Arnold Rothstein (January 17, 1882 – November 6, 1928), nicknamed “the Brain”, was an American racketeer, businessman and gambler who became a kingpin of the Jewish mob in New York City. Rothstein was widely reputed to have organized corruption in professional athletics, including conspiring to fix the 1919 World Series. He was also a mentor of future crime bosses Lucky Luciano, Meyer Lansky, Frank Costello and numerous others.

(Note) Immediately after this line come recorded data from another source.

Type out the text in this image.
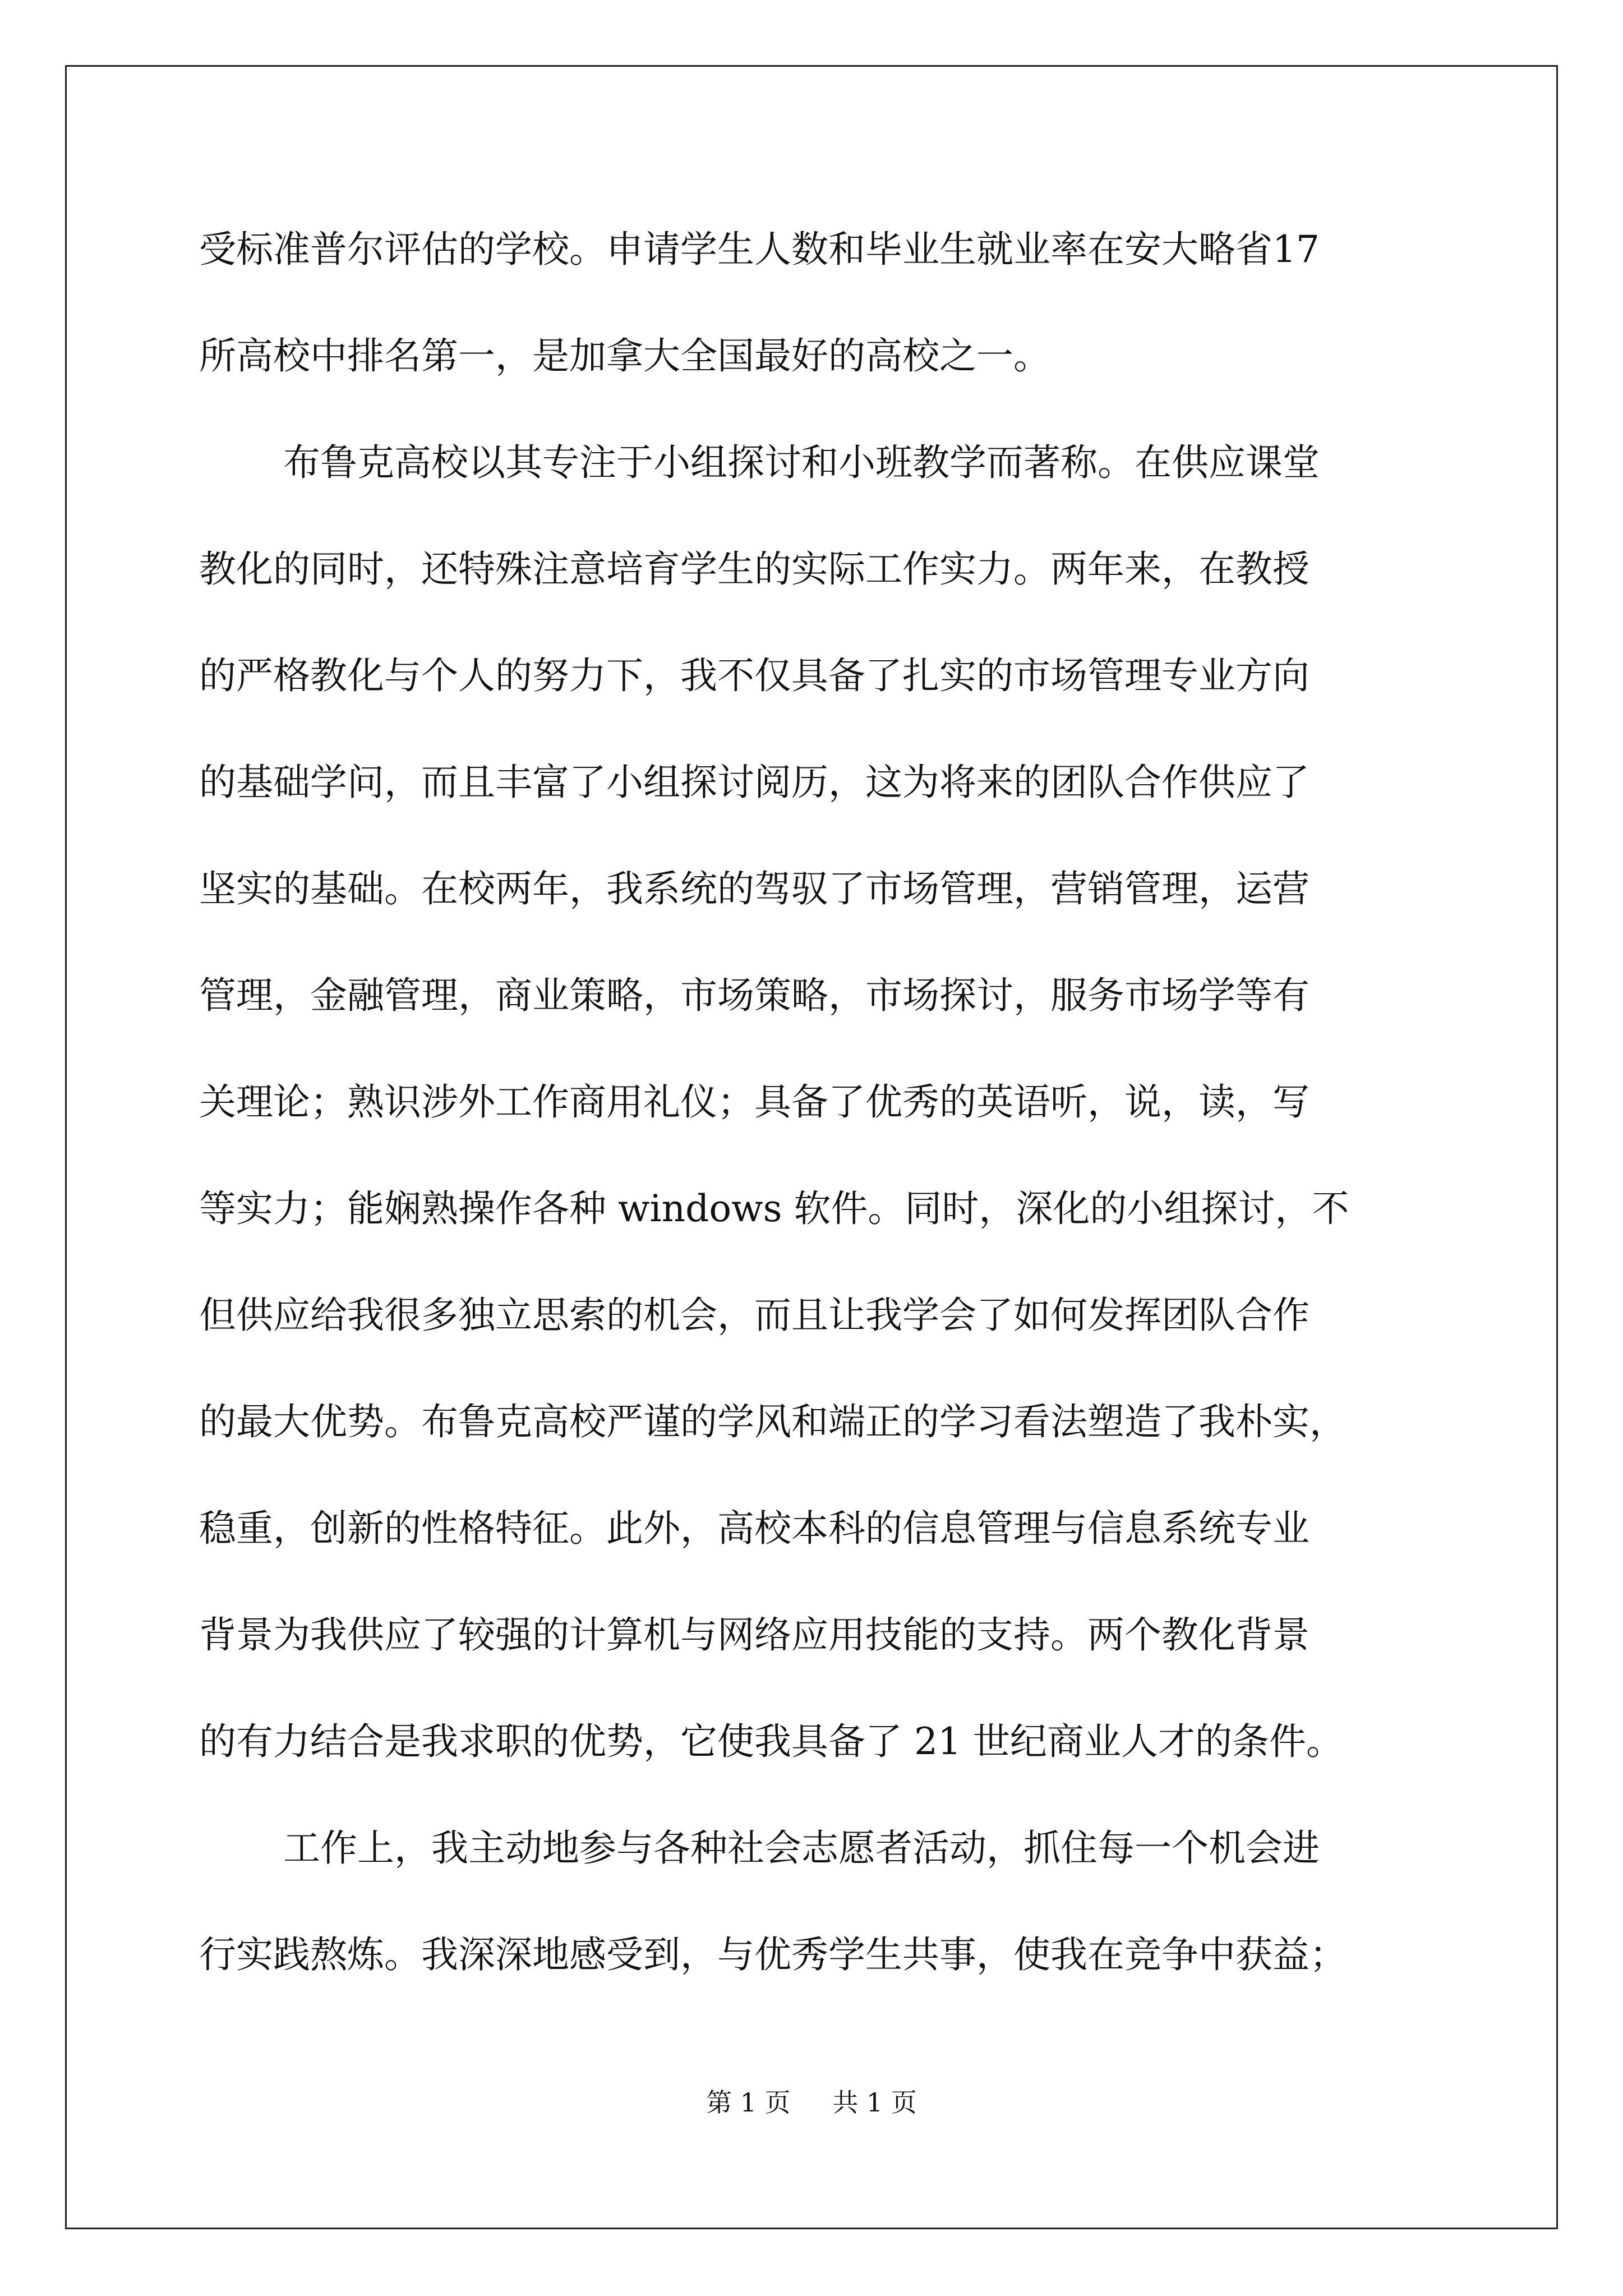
受标准普尔评估的学校。申请学生人数和毕业生就业率在安大略省17
所高校中排名第一，是加拿大全国最好的高校之一。
布鲁克高校以其专注于小组探讨和小班教学而著称。在供应课堂
教化的同时，还特殊注意培育学生的实际工作实力。两年来，在教授
的严格教化与个人的努力下，我不仅具备了扎实的市场管理专业方向
的基础学问，而且丰富了小组探讨阅历，这为将来的团队合作供应了
坚实的基础。在校两年，我系统的驾驭了市场管理，营销管理，运营
管理，金融管理，商业策略，市场策略，市场探讨，服务市场学等有
关理论；熟识涉外工作商用礼仪；具备了优秀的英语听，说，读，写
等实力；能娴熟操作各种 windows 软件。同时，深化的小组探讨，不
但供应给我很多独立思索的机会，而且让我学会了如何发挥团队合作
的最大优势。布鲁克高校严谨的学风和端正的学习看法塑造了我朴实，
稳重，创新的性格特征。此外，高校本科的信息管理与信息系统专业
背景为我供应了较强的计算机与网络应用技能的支持。两个教化背景
的有力结合是我求职的优势，它使我具备了 21 世纪商业人才的条件。
工作上，我主动地参与各种社会志愿者活动，抓住每一个机会进
行实践熬炼。我深深地感受到，与优秀学生共事，使我在竞争中获益；
第 1 页 共 1 页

According to crime writer Leo Katcher, Rothstein “transformed organized crime from a thuggish activity by hoodlums into a big business, run like a corporation, with himself at the top”. According to Rich Cohen, Rothstein was the person who first realized that Prohibition was a business opportunity, a means to enormous wealth, who “understood the truths of early century capitalism (giving people what they want) and came to dominate them”. His notoriety inspired several fictional characters based on his life, portrayed in contemporary and later short stories, novels, musicals and films.
Rothstein refused to pay a large debt resulting from a fixed poker game and was murdered in 1928. His illegal empire was broken up and distributed among a number of other underworld organizations and led in part to the downfall of Tammany Hall and the rise of reformer Fiorello La Guardia. Ten years after his death, his brother declared Rothstein’s estate was bankrupt.